If all you really care about is breaking free of a grapple, then the one-skill wonder is probably your best build. With Break Free at anywhere from 20-22, you’re very, very good at this, and if your striking parry fails, you will have a great chance of removing significant control each turn, though you can never really establish much on your own (DX 12, 1d CP instead of Sumo-14, 1d+1 CP).
The “balanced” build sacrifices a bit of striking (but not much; just a point) for a lower roll to Break Free, higher CP if you do break free, but a much more rounded set of combative options.
But Maybe Not
Skill Adaptation requires a lot of judgment, and allows taking some core moves and shifting skills with them. With Skill Adaptation (Break Free defaults to striking skill X), you’re basically saying “thanks to this perk, I have none of the usual weaknesses for being a striker.” It would be – and maybe should be – well within the GM’s perview to say “nope, nope, nuh-uh” and just declare that you can’t have this.

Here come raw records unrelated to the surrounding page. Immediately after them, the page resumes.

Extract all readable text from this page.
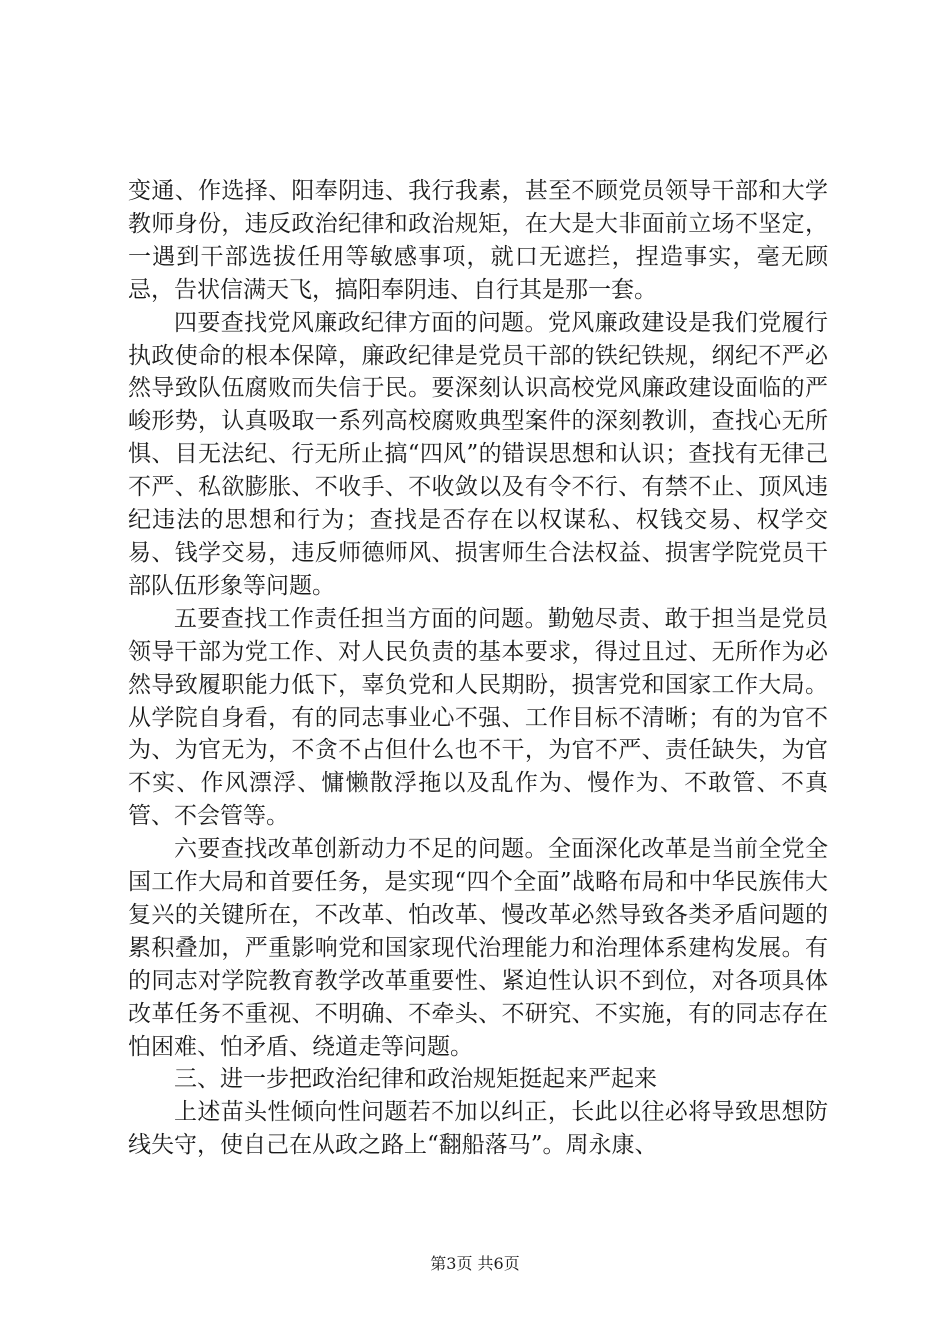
变通、作选择、阳奉阴违、我行我素，甚至不顾党员领导干部和大学教师身份，违反政治纪律和政治规矩，在大是大非面前立场不坚定，一遇到干部选拔任用等敏感事项，就口无遮拦，捏造事实，毫无顾忌，告状信满天飞，搞阳奉阴违、自行其是那一套。

四要查找党风廉政纪律方面的问题。党风廉政建设是我们党履行执政使命的根本保障，廉政纪律是党员干部的铁纪铁规，纲纪不严必然导致队伍腐败而失信于民。要深刻认识高校党风廉政建设面临的严峻形势，认真吸取一系列高校腐败典型案件的深刻教训，查找心无所惧、目无法纪、行无所止搞“四风”的错误思想和认识；查找有无律己不严、私欲膨胀、不收手、不收敛以及有令不行、有禁不止、顶风违纪违法的思想和行为；查找是否存在以权谋私、权钱交易、权学交易、钱学交易，违反师德师风、损害师生合法权益、损害学院党员干部队伍形象等问题。

五要查找工作责任担当方面的问题。勤勉尽责、敢于担当是党员领导干部为党工作、对人民负责的基本要求，得过且过、无所作为必然导致履职能力低下，辜负党和人民期盼，损害党和国家工作大局。从学院自身看，有的同志事业心不强、工作目标不清晰；有的为官不为、为官无为，不贪不占但什么也不干，为官不严、责任缺失，为官不实、作风漂浮、慵懒散浮拖以及乱作为、慢作为、不敢管、不真管、不会管等。

六要查找改革创新动力不足的问题。全面深化改革是当前全党全国工作大局和首要任务，是实现“四个全面”战略布局和中华民族伟大复兴的关键所在，不改革、怕改革、慢改革必然导致各类矛盾问题的累积叠加，严重影响党和国家现代治理能力和治理体系建构发展。有的同志对学院教育教学改革重要性、紧迫性认识不到位，对各项具体改革任务不重视、不明确、不牵头、不研究、不实施，有的同志存在怕困难、怕矛盾、绕道走等问题。

三、进一步把政治纪律和政治规矩挺起来严起来

上述苗头性倾向性问题若不加以纠正，长此以往必将导致思想防线失守，使自己在从政之路上“翻船落马”。周永康、

第3页 共6页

Another way to go is to require this perk more than once, and limit it to specific moves, under the model of Clinch (Martial Arts, p. 51). This allows grapples, but only of the head, neck, or torso of a standing opponent.
So it would be pretty reasonable to have strikers be good at breaking certain kinds of grapples. Say, you can only use it once on initial contact – sort of an extended version of a parry/sprawl defense. It would be reasonable to be very good at, for example, breaking free of a clinch.
That being said, it would also be kosher to say that your attempts to break free of grapples represent strikes with the elbows, knees, and head that loosen the foe’s grip. Not enough to cause damage, but not requiring a whole body of skill to do it.
Technique Mastery is a definite border case. It’s allowed right there in the rules for Judo Throw – which is so close to the forbidden “core use of the skill” that it’s questionable in its own right. +Peter V. Dell’Orto points out that unlike the Perks version of this ability, it calls out that the technique you’re mastering requires that you “specialize in a technique – commonly a kick or throw – that’s part of your style and appears in Chapter 3 (the GM may make exceptions).”
The fact that Break Free defaults to DX or skill and can’t be improved beyond skill would seem to indicate that it’s in that restricted category . . . but Judo Throw is the same way.
Ultimately, though, what this perk does if you allow it is for five points, you can ignore up to -4 to DX from grapples before you suffer ill effects for applying your ST to get out . . . but note that your ST is still affected by the control points. If you’ve got 8 CP applied to you, you’re usually -4 to ST and DX. This will leave your Break Free at full skill, but you’re still -4 to ST, which is -2 to Control Point rolls.
That ability to apply full DX against a foe that’s grappling you is somewhat worrisome, though, and did not enter the discussion during playtest (I checked).
In retrospect, I might disallow Technique Mastery on any ability that is so core that it’s usually “defaults to skill, can’t be improved beyond skill.” That includes Judo Throw, Break Free, punching (but not kicking), and Bear Hug,
Change Position (TG, p. 35) and Force Posture Change (p. 35) would seem to qualify, but they always take penalties due to what you’re doing, and buying off penalties (but still not exceeding base skill) would seem OK here.
The Sprawling Parry would also seem to qualify, but it also seems to me very much like something you can practice. The fact that it defaults to parry at no penalty is likely due to the fact that you’re giving up a lot with the posture change, which is a form of built-in retreat. So I’d allow this one.
Ultimately, as mentioned before, this provides a ludicrously easy way to avoid a core weakness of being a one-trick pony. All strikers would be fools not to take it, which means it’s likely a crock that shouldn’t be allowed.
That’s not where I thought I’d wind up with this one, but chatting with Peter has convinced me of the truth of it.